Well finally, taking a look at the report, are there any recommendations either of you would like to highlight?
Well, yeah, one thing I’d like to highlight actually, is the section on ethical machine learning. This is definitely becoming a more prominent theme in the last couple of years as we’ve seen examples of how machine learning can go wrong and even exacerbate inequities. One simple example you could think about in this regard is that if you add a biological characteristic of a population, or an apparently biological characteristic of a population, it was being used to predict the outcome.
But if that characteristic was also correlated with, say, access to healthcare, then in your training dataset, it might look as if that group of patients has a worse outcome because of who they are rather than because of their existing access to healthcare. And if you use that as the basis of building your machine learning model, you might actually predict that those patients will not benefit from intervention because we know they’re not going to do well, and you might increase an inequity that already exists. So I think that’s an important thing that we’ve tried to emphasize.

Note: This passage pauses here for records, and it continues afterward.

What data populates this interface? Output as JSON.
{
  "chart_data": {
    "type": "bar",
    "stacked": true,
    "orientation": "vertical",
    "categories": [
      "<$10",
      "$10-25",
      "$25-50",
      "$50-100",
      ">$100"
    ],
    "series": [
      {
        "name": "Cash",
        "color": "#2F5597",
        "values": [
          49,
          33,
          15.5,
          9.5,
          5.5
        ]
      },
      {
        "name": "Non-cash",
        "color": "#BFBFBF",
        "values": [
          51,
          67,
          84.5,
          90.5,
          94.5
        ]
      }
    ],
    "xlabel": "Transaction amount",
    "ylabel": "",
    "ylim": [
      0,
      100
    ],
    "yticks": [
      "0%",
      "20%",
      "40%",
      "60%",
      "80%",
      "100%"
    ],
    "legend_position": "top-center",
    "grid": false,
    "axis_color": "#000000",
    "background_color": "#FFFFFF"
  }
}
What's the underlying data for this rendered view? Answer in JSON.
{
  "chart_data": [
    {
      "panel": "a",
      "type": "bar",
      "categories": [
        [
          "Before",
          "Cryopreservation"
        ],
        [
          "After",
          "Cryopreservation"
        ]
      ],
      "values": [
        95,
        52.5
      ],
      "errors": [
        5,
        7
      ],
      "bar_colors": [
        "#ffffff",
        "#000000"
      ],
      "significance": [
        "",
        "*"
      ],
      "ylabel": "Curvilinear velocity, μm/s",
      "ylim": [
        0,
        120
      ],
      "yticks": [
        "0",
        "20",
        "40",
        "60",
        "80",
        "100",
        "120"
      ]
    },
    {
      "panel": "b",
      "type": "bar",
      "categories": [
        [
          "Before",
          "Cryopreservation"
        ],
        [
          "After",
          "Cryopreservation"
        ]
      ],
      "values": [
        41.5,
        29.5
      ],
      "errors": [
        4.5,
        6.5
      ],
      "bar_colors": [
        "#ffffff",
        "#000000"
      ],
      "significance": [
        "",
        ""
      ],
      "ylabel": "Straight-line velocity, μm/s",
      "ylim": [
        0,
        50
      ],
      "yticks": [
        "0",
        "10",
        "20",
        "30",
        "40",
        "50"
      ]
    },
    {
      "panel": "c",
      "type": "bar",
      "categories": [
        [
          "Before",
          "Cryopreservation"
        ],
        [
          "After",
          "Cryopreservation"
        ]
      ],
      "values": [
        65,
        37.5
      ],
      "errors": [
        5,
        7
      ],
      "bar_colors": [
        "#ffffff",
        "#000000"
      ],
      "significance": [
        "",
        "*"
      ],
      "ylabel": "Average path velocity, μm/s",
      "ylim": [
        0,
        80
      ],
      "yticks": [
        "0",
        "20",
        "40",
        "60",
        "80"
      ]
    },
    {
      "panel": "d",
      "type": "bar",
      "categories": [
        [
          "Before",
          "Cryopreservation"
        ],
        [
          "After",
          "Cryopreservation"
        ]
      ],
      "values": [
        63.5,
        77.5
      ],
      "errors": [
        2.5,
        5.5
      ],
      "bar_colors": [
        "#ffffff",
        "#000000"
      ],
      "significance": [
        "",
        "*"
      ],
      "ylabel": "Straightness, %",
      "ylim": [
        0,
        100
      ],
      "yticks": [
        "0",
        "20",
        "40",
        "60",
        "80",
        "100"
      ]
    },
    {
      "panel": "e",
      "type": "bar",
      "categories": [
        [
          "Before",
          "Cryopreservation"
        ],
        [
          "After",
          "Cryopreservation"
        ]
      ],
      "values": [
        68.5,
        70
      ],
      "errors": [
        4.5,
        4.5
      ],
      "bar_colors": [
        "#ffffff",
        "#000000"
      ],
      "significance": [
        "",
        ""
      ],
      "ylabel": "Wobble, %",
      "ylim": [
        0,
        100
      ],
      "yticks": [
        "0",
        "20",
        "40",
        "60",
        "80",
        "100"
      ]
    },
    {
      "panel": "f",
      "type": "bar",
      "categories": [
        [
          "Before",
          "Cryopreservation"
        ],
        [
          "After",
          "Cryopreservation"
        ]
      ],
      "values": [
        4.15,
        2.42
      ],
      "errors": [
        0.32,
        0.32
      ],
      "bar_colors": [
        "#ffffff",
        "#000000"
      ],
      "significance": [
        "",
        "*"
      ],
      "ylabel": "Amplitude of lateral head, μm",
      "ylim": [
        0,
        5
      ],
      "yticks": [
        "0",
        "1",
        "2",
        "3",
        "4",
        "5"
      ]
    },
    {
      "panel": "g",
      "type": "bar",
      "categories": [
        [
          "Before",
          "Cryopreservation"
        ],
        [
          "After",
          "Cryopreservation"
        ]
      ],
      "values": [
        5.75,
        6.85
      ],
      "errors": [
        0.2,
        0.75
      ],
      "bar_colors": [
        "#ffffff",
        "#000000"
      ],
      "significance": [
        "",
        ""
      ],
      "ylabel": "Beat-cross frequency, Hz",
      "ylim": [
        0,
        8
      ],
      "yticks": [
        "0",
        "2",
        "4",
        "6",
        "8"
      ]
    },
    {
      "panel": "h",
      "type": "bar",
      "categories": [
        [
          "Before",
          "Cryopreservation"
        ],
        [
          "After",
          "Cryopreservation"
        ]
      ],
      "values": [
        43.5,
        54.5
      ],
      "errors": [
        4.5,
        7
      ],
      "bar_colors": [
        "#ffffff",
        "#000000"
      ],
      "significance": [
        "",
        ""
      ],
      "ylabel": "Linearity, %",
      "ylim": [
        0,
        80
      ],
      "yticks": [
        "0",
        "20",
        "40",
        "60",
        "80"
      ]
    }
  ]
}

Dr. Haymond, anything to add?
Yeah, I would add -- I really liked the sections that we talk about data leakage, where we really try to point that out as a pitfall. In addition, we’ve included recommendations about utilizing metrics beyond accuracy through the area under the receiver-operator curve, which is really widely used—it’s familiar to us into the machine learning field--but can be problematic in healthcare, particularly when we have imbalanced datasets. And so, I feel by raising awareness about using things beyond just AUC ROC, that this can help the field really assess the impact of automated decisions through machine learning applications on clinical scenarios, and help us better address the effects of imbalanced datasets on these performance metrics.
That was Dr. Shannon Haymond from Lurie Children’s Hospital of Chicago and Dr. Stephen Master from the Children’s Hospital of Philadelphia. They published a summary of the IFCC’s recommendations for the use of machine learning and laboratory medicine in the July 2023 issue of Clinical Chemistry, and they’ve been our guests for this podcast on that topic. I’m Bob Barrett. Thanks for listening.